Christian Reif conducted John Adams’s Christmas oratorio “El Niño” inside the Fuentidueña Chapel at the Met Cloisers (Photo credit: Primo Artists)
John Adams and David Lang: Masters of the Modern Holiday Oratorio
By Joshua Barone
The New York Times
December 23, 2018
As part of the soprano Julia Bullock’s yearlong residency with the museum, “El Niño” came to the Fuentidueña Chapel at the Met Cloisters on Friday in the program “Nativity Reconsidered”. This was the premiere of a new version of the work, trimmed by an hour and arranged (by Preben Antonsen, with contributions by Chad Cannon and Christian Reif) for four singers and a small ensemble, conducted by Mr. Reif.
Such a small scale may sound nothing like “El Niño,” a sweeping, nearly two-hour Nativity oratorio written for vocal soloists, a trio of countertenors, a full orchestra and choir, and a children’s chorus. In her program notes for the Met, Ms. Bullock called it one of the greatest collaborations of Mr. Adams and Peter Sellars, who compiled the libretto’s text and directed the work’s staged premiere in 2000.
I’d tend to agree with Ms. Bullock. The daunting “El Niño” doesn’t get performed often, which is a shame because it may be the peak of Mr. Adams and Mr. Sellars’s partnership: the awesome choral and orchestral writing of “Nixon in China,”and a poignant found-text libretto that shows a restraint lacking in later operas like “Doctor Atomic” and “Girls of the Golden West.”
The abbreviated “El Niño,” however, showcases just a slice of the work’s greatness. Gone are the choruses and some of the most earthshaking instrumental passages. What remains are about a dozen of the oratorio’s more meditative and lyrical numbers that dramatically streamline the Nativity story.
Some of the sections were spoken where they used to be sung, giving Friday’s performance the feel of a Catholic Mass’s readings and responses. The concert began with Ms. Bullock, standing under an apse depicting the Archangel Gabriel’s annunciation to Mary, reciting an English translation of Rosaria Castellanos’s poem “La Anunciación” over a cello drone. Joined by the mezzo-soprano J’nai Bridges, she sang “Se habla de Gabriel,” a melodic duet with a coda by the bass-baritone Davoné Tines.
With these three singers, “El Niño” was in safe hands. So they were well equipped to navigate Mr. Adams’s vocal music: its exquisite and enveloping lyricism, but also the way it treats syllables as musical notes to be repeated and rearranged, creating an entire breathless passage from a single word. (The fourth soloist was the countertenor Anthony Roth Costanzo.)
Ms.
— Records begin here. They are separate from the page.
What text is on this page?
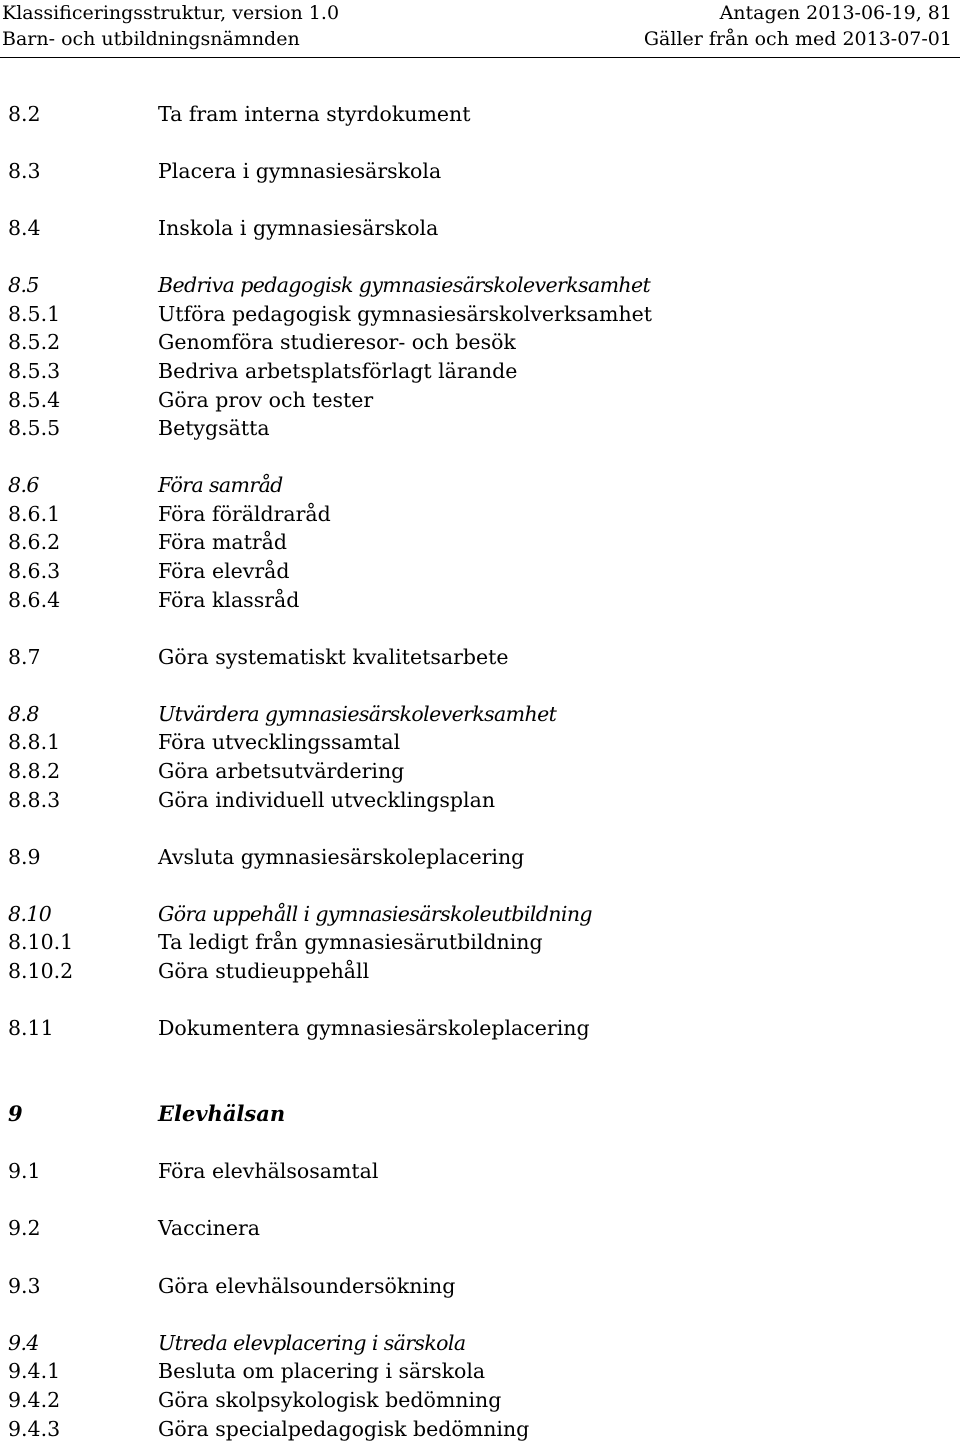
Klassificeringsstruktur, version 1.0
Barn- och utbildningsnämnden
Antagen 2013-06-19, 81
Gäller från och med 2013-07-01
8.2	Ta fram interna styrdokument
8.3	Placera i gymnasiesärskola
8.4	Inskola i gymnasiesärskola
8.5	Bedriva pedagogisk gymnasiesärskoleverksamhet
8.5.1	Utföra pedagogisk gymnasiesärskolverksamhet
8.5.2	Genomföra studieresor- och besök
8.5.3	Bedriva arbetsplatsförlagt lärande
8.5.4	Göra prov och tester
8.5.5	Betygsätta
8.6	Föra samråd
8.6.1	Föra föräldraråd
8.6.2	Föra matråd
8.6.3	Föra elevråd
8.6.4	Föra klassråd
8.7	Göra systematiskt kvalitetsarbete
8.8	Utvärdera gymnasiesärskoleverksamhet
8.8.1	Föra utvecklingssamtal
8.8.2	Göra arbetsutvärdering
8.8.3	Göra individuell utvecklingsplan
8.9	Avsluta gymnasiesärskoleplacering
8.10	Göra uppehåll i gymnasiesärskoleutbildning
8.10.1	Ta ledigt från gymnasiesärutbildning
8.10.2	Göra studieuppehåll
8.11	Dokumentera gymnasiesärskoleplacering
9	Elevhälsan
9.1	Föra elevhälsosamtal
9.2	Vaccinera
9.3	Göra elevhälsoundersökning
9.4	Utreda elevplacering i särskola
9.4.1	Besluta om placering i särskola
9.4.2	Göra skolpsykologisk bedömning
9.4.3	Göra specialpedagogisk bedömning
Bullock put together the concert with help from the formidable American Modern Opera Company which supplied instrumentalists. (She is a member, as are Mr. Tines and Mr. Costanzo.) While “El Niño” reclaims the Nativity story for women — shifting the focus to Mary and motherhood, and incorporating texts by female poets from Latin America — Ms. Bullock went a step further by bringing the piece, and performers of color, to a space typically associated with European history and power.